Brymore Academy (formerly Brymore School) is a boys' secondary school with academy status, located in Cannington, Bridgwater, Somerset, England. It is a day and boarding school for pupils aged 11 to 17 years and had 192 boys on the roll in 2015, 115 of them boarders. It was established in 1951 by Somerset County Council at a cost of £6,000 as a Secondary Technical School of Agriculture.

The school has a farm, walled garden, greenhouses and workshops including a foundry and forge. The farm includes a dairy herd, beef animals, sows, poultry and a flock of ewes with lambs.

Brymore offers extra-curricular activities including beekeeping, canoeing and cycling. The school is expanding to take in Year 7s. The school will continue to enter boys in Year 9, provided there are sufficient places available.
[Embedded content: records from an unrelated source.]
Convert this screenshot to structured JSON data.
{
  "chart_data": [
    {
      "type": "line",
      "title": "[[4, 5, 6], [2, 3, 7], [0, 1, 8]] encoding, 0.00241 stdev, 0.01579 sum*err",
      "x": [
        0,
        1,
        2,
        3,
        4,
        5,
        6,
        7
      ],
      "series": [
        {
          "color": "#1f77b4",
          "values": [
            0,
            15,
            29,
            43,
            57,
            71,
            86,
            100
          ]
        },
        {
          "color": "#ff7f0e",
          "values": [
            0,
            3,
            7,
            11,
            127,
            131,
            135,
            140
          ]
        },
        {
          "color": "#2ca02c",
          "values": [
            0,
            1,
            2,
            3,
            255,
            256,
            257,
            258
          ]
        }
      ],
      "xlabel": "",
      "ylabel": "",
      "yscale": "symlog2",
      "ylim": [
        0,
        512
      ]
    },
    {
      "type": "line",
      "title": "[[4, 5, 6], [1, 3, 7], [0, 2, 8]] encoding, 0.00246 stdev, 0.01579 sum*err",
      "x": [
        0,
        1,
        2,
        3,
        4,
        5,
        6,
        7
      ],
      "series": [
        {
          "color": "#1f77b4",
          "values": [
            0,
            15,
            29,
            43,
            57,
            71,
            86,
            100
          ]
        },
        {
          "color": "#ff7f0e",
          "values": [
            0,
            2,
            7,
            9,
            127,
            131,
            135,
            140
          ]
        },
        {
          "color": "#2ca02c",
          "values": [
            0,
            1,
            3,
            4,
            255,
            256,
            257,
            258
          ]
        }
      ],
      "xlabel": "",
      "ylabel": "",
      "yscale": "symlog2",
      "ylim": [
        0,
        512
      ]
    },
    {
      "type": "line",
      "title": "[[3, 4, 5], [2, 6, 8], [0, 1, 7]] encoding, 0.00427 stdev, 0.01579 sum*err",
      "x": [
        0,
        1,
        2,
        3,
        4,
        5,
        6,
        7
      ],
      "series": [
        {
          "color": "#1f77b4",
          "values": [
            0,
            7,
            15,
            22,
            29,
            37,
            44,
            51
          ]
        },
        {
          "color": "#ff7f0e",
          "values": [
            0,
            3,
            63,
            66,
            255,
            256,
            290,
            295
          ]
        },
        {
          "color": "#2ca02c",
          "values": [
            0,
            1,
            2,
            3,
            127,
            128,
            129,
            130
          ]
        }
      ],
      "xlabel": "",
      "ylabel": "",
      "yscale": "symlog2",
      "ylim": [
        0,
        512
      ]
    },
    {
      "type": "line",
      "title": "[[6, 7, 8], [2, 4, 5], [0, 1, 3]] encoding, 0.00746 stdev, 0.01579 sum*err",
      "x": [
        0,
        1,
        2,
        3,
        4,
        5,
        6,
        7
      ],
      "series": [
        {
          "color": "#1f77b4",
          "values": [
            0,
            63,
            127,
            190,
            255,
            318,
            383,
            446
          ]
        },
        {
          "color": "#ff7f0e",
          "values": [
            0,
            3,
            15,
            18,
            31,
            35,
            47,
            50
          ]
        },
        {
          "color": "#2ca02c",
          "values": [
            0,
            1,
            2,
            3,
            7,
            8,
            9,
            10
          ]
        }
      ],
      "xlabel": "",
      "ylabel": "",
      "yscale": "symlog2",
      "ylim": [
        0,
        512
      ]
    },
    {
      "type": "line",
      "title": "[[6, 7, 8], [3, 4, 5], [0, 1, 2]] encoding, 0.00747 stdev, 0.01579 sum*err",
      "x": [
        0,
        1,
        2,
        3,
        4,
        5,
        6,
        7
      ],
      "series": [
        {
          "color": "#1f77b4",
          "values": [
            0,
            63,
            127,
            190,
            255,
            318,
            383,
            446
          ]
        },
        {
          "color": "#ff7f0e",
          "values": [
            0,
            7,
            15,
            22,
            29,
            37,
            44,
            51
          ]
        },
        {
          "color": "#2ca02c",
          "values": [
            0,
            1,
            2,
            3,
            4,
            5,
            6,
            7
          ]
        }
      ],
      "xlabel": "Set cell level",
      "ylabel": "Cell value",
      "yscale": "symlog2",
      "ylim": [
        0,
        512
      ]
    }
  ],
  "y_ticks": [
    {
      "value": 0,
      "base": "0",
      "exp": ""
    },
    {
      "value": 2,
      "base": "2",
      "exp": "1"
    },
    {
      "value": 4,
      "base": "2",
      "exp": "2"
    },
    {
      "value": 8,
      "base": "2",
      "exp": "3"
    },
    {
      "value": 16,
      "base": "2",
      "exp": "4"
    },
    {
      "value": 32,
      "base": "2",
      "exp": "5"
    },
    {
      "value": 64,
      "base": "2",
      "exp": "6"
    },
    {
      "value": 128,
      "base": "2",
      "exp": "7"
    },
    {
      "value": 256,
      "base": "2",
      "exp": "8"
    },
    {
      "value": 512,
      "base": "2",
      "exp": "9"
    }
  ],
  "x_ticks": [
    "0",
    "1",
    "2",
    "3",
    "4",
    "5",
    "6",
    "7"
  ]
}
The main school building incorporates parts of a medieval house which was owned by John Pym who, during the English Civil War played a role in bringing about the downfall of Charles I. In World War II girls of Malvern College were evacuated to Brymore. In 1943 the 535th Automatic Weapons battalion of the United States Army was billeted in the house and grounds while they prepared for D-Day. The building is designated as a Grade II listed building. The boarding houses included the Grade I listed Cannington Court.

The buildings and grounds of Brymore Academy are used annually during the summer break for 3 "Venture" camps called Brymore 1, 2, and 3.